Charm disarmed. It was fun and made you feel pretty, and it was also fickle and liable to abruptly leave you alone in a lurch.
She had an ex-high-school-sweetheart fiancé who had been charming until he wasn’t, and the experience had taught her that charm was something she could allow into her life only under strict parameters.
Alone in the woods with a man with enough power to have the world literally at his fingertips, a face and physique that belonged on the silver screen, and a voice that made her want to take off her clothes—whether it was demanding more of her or calling her out or simply exchanging pleasantries—were not those parameters.

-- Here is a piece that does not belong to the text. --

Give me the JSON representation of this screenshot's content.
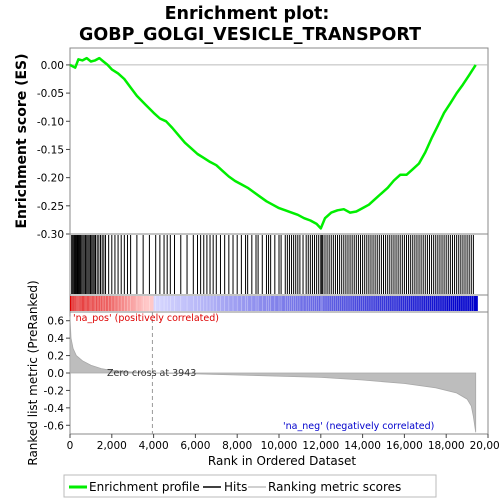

“This place is so big, inside and out. No single man could take up all the air. Is that why you like to spend so much time out here?”
He laughed, the sound deep and resonant, and Miri once again questioned her decisions.
Making him laugh was a bad idea.
“You’ve found me out,” he said, still smiling, his eyes glittering like ice in the moonlight. “Here, even a man such as myself is humbled by the surroundings.”
He was mesmerizing, like something beautiful because it was dangerous, and for a moment she was frozen looking at him.
It took her several seconds to shake free once more.
She had never encountered a man around whom walking the line was so exhausting.
And once again he was telling the truth even as he joked.
There was real respect for the awe-inspiring landscape in his humor.
When she had collected her things in her shoulder bag once more, he led her toward the office door. “Despite our additional hour, you should still arrive back in LA with plenty of time to spare before sundown.”
Miriam nodded, relieved again at the prospect of a night celebrating Hanukkah with her friends after the intensity of her meeting with Mr. Silver.
Opening the door, he stepped aside to let her through, only to stop in his tracks upon finding his assistant standing on the other side of the door, a severe frown on her face.
“I’m sorry to be the bearer of bad news, sir,” the woman said, without preamble or a hint of remorse in her voice and as blunt as her employer, “but a storm swept in. They’re calling it a full-on blizzard. Chuck says he doesn’t know when he’ll be able to get back into the sky, but it’s not going to be today.”
Mr. Silver stilled. “There was no warning?” he asked, censure heavy in the question.
His assistant remained unfazed. “The do-not-disturb alert was on,” the older woman replied with a shrug, as if that explained her not poking in to let them know of an impending storm that had the potential to prevent Miriam from getting home.
In response, however, Mr. Silver nodded, accepting the response as if it were perfectly reasonable.
But it was not reasonable.
It was completely unreasonable.
Blizzards weren’t the kind of thing that happened to her.
They should have been warned. She needed to get home. To her friends, and the sun, and Los Angeles.
And most of all, she needed to get away from Mr. Benjamin Silver—before she did or said something to get herself fired.